A lot of discourse has been circling about taste: is it the "last human moat"? Or have computers already surpassed us? The confusion, I think, is due to the overloaded nature of the word.
Many people are using taste in the sense of discernment. Can a computer say what is "in"? The answer is clearly yes. Just like any human, a computer can download the imdb top 250 as their personality (and in fact, they can do this much more rigorously than any human, burdened as we are with guilty favourites and nostalgia-enhanced impressions of film). The issue of course is that model taste is lagging - it is only up to date on the trends at training time, and trends can shift ever so quickly. In other words, LLMs right now are very 2000 and late (though, having good taste, they would never say such a thing). There are certainly exceptions, like Grok which seems to have been post-trained specifically to have bad (read: Elon-approved) taste.
On the other hand, "taste" is also something we do. Taste is a famously non-verbal sense (citation needed). When we eat something we know immediately, pre-consciously, if it is good. i.e. do we say yum? or no? Expanding from food to a more general sense: taste is roughly how we experience something, or the "qualia" of a thing. Qualia is a pretty subjective term, but here I'm using in sort of a lay way - just imagine how you'd describe how you experience something, but without using words. Pretty tricky!
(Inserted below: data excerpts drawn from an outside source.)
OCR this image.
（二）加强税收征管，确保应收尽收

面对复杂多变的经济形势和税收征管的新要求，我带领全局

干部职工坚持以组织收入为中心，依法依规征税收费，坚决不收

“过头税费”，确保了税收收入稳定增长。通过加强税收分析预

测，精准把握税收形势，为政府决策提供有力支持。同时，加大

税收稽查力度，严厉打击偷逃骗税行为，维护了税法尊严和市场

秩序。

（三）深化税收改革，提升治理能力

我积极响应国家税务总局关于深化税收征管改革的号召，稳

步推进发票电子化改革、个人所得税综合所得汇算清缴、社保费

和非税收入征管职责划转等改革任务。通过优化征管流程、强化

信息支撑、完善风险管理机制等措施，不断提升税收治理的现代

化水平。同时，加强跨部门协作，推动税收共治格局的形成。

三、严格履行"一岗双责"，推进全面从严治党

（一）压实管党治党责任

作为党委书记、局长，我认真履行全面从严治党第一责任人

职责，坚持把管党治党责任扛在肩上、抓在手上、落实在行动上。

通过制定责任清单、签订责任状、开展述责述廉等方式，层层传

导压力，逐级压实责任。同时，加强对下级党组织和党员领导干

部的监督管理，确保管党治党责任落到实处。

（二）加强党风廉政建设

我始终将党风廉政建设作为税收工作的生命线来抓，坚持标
Anyway, AI models clearly and inherently have a distinct set of qualia from humans. They can identify the color red just as well as we can, but have no optic nerve nor brain. In some sense, the model qualia could be considered to be the activations. And it is in this sense of the word that humans clearly do have a moat (but it might not be ad big as you think). SFT and RLHF are both ways to attempt to bridge this gap. The model builds a relationship between its own qualia, and how we describe ours.
The trouble is, humans have a great deal of expressing qualia, and in some ways the whole history of poetry might be thought of as research into this area. So a lot gets lots in translation.
Secondly, there's the sampling bias concern - who exactly is doing all this reinforcement? How well do you know your babysitter? Are the type of people who do online model training tasks the same type of people the model will interact with down the line? In some sense you'd expect a perfectly trained RLHF model to emerge as the picture perfect "normie" - no quirks, average preferences across the board. None of those human contradictions.